What they were meant to be touched by, we could figure out easily enough; we felt it already, we'd felt it the evening before -- but within a short while after dawn, as we lay there embracing and our blossoms opened wider in the morning light, we knew. And the Everglades knew us, in the Biblical sense.

By nightfall I'd lost track of how many species of pollinator had visited us; two kinds of hummingbird, and several kinds of bees, and a zillion butterflies. The hummingbirds were slightly rough; the butterflies were the gentlest lovers. It was always good when a bee crawled inside, or a butterfly inserted her long curling proboscis like a tiny elephant's trunk, but it was several times better when a butterfly visited me who had just visited Robert's flower a moment before. We lay there, too stunned with ecstasy to move, all day, and fell asleep when our flowers closed again just after sunset.

We'd had big bottles of Gatorade sitting in a cooler within arm's reach, and finished them off in the course of the day; next morning when we woke, we felt thirsty, but not dangerously dehydrated, and we no longer felt the same need to lie there and let the pollinators have their way with us. We got up and went to the car, and got the larger cooler out of the trunk; I made us drink a bunch more Gatorade before we did anything else.

We got up and walked around, feeling the delicious breeze over our sweaty bodies and in the petals of our flowers. We had to walk a little differently because of the flowers, they were so big. We ate breakfast, our appetite (for food, I mean) having come back, and walked some more, wearing just shoes and nothing else. Mosquitoes abounded, but they didn't bite us -- they hadn't bitten us during the whole trip. We probably don't smell like mammals to them, somehow. A few butterflies and bees visited us during our walk, though not nearly as many as the day before, and we'd lean against each other and hold still while they pollinated us, then sigh with joy and hug (sideways, careful not to bump our flowers into anything), and go on. Nothing except the pollinating insects and those two solitary hummingbirds took any notice of us; maybe we smelled too plantlike for the carnivores to want to eat us and too animallike for the herbivores.

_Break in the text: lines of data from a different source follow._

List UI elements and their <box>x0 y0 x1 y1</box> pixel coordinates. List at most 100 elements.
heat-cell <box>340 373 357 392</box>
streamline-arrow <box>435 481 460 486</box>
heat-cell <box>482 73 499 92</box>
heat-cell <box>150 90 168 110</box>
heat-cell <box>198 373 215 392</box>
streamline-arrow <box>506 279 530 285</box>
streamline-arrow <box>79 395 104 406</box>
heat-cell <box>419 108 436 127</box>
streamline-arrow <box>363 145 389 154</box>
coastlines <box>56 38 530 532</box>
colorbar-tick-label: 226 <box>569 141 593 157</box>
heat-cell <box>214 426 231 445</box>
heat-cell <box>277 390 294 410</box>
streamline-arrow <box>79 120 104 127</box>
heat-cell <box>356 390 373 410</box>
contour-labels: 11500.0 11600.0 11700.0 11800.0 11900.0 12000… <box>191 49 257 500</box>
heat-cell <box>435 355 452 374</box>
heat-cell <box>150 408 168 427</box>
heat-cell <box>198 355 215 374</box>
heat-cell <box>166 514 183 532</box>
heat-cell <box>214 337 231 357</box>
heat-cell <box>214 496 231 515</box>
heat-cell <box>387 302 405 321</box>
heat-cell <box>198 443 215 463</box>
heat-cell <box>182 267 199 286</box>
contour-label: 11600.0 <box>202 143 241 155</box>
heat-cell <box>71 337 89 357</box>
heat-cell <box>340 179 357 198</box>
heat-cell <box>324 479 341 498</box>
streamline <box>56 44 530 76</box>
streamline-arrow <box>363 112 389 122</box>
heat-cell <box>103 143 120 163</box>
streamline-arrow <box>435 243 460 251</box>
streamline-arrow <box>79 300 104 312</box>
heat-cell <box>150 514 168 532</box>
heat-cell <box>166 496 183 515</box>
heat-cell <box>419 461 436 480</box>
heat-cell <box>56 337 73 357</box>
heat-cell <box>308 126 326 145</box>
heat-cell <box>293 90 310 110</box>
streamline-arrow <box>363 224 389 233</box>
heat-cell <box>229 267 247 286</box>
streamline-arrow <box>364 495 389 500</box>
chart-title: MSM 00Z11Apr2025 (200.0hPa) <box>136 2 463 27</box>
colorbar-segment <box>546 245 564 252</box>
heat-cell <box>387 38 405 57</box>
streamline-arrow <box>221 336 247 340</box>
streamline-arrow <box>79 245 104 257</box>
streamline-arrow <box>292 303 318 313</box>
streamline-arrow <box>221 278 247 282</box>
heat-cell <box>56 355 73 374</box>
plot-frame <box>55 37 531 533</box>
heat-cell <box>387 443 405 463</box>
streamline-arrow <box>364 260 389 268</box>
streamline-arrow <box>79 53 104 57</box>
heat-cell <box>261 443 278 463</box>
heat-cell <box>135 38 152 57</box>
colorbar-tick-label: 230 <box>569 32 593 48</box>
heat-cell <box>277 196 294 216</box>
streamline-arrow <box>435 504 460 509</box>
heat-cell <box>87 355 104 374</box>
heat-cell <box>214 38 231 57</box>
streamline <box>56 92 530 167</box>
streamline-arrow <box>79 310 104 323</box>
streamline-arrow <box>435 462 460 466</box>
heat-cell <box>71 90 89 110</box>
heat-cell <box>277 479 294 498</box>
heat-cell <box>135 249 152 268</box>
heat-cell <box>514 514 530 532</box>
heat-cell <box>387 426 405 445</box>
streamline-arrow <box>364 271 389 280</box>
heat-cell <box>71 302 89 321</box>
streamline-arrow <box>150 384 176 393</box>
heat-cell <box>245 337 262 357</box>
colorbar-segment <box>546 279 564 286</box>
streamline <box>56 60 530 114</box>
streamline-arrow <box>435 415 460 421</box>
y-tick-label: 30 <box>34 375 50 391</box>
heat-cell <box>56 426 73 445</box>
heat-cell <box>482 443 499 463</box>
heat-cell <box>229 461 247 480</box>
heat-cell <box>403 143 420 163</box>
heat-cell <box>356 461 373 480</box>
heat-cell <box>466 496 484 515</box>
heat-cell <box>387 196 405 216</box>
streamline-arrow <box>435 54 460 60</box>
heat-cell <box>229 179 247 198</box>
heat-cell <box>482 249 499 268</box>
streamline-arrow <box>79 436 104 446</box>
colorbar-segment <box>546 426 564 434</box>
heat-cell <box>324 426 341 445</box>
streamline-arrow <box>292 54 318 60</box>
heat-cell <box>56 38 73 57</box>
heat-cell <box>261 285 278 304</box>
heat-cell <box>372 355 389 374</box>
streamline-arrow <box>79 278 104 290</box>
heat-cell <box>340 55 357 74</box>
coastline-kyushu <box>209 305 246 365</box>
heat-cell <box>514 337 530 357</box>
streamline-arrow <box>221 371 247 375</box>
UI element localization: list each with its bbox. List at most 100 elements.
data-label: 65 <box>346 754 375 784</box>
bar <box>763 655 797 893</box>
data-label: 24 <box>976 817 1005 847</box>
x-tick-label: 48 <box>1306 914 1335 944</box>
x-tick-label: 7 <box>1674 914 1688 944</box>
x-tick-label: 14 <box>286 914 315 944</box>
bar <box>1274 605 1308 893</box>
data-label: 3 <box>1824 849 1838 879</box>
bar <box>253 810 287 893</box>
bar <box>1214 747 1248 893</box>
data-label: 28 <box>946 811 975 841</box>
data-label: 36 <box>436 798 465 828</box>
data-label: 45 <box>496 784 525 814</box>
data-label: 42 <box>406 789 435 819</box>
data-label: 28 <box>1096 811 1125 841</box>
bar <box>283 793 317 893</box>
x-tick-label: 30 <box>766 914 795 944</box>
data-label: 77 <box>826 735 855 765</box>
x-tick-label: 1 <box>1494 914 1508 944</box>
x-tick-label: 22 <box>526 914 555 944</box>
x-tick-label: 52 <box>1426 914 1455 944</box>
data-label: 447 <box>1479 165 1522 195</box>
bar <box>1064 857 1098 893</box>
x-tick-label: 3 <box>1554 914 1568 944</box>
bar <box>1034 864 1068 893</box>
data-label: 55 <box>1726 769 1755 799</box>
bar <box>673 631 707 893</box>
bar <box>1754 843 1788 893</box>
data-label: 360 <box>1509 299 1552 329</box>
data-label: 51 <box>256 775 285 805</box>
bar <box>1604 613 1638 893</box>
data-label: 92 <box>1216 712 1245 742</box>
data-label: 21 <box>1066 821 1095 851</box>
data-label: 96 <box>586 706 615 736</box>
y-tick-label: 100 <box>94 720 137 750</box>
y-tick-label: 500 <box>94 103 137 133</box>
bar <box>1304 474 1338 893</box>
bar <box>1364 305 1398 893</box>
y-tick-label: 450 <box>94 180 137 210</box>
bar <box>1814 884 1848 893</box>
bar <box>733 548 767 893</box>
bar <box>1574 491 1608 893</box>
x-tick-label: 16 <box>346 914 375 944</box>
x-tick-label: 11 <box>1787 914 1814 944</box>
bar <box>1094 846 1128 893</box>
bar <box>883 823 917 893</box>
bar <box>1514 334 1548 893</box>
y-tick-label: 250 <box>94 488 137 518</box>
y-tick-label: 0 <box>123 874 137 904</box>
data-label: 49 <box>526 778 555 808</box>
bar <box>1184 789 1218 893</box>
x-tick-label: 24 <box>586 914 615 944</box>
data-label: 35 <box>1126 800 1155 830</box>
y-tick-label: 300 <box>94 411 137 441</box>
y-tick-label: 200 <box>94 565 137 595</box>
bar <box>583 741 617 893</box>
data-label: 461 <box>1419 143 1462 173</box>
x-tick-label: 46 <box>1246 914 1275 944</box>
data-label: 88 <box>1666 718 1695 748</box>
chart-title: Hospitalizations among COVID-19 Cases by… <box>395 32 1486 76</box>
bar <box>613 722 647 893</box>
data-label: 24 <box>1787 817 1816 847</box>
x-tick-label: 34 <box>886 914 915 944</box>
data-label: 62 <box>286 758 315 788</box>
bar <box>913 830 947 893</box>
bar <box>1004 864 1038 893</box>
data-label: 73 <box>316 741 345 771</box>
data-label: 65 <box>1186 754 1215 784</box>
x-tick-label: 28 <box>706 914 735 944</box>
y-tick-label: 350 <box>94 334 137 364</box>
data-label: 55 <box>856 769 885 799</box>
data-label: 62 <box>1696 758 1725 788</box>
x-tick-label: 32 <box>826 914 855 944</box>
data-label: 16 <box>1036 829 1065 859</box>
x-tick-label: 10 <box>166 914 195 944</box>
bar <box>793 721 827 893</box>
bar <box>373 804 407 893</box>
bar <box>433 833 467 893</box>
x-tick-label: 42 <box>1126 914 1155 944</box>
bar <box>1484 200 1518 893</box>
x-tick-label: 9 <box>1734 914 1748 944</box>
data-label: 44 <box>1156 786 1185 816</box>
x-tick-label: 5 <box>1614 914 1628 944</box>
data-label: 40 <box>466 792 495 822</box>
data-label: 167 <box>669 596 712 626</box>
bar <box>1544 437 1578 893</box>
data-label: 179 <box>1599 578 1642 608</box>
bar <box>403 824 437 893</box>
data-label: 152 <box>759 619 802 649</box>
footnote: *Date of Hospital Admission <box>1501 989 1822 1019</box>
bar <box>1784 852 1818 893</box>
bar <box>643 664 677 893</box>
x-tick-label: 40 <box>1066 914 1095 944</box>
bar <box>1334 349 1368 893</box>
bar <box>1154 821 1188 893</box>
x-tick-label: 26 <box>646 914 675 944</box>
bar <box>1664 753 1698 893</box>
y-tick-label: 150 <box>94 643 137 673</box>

We stayed in the Everglades for the rest of our vacation, of course, but then we had to go back, and we found, when we packed the car and tried to get dressed, that of course we couldn't fit any underwear on over these flowers. Not boxers and certainly not panties. And putting pants or a skirt on over them, with or without underwear, was just as painful. We settled for just shirts and shoes, with which we should in theory be admitted to any restaurant in the country, then finished packing and drove out.

No police pulled us over for public nudity while we were driving, but things got awkward for a moment when we stopped in Port Charlotte to use the restroom at a gas station. But the gas station clerk didn't raise an eyebrow at our condition; just pointed the way to the restrooms and went back to her cellphone conversation. I guess we're not the only ones whose change made wearing clothes difficult or impossible.

I'll write again soon after we get home.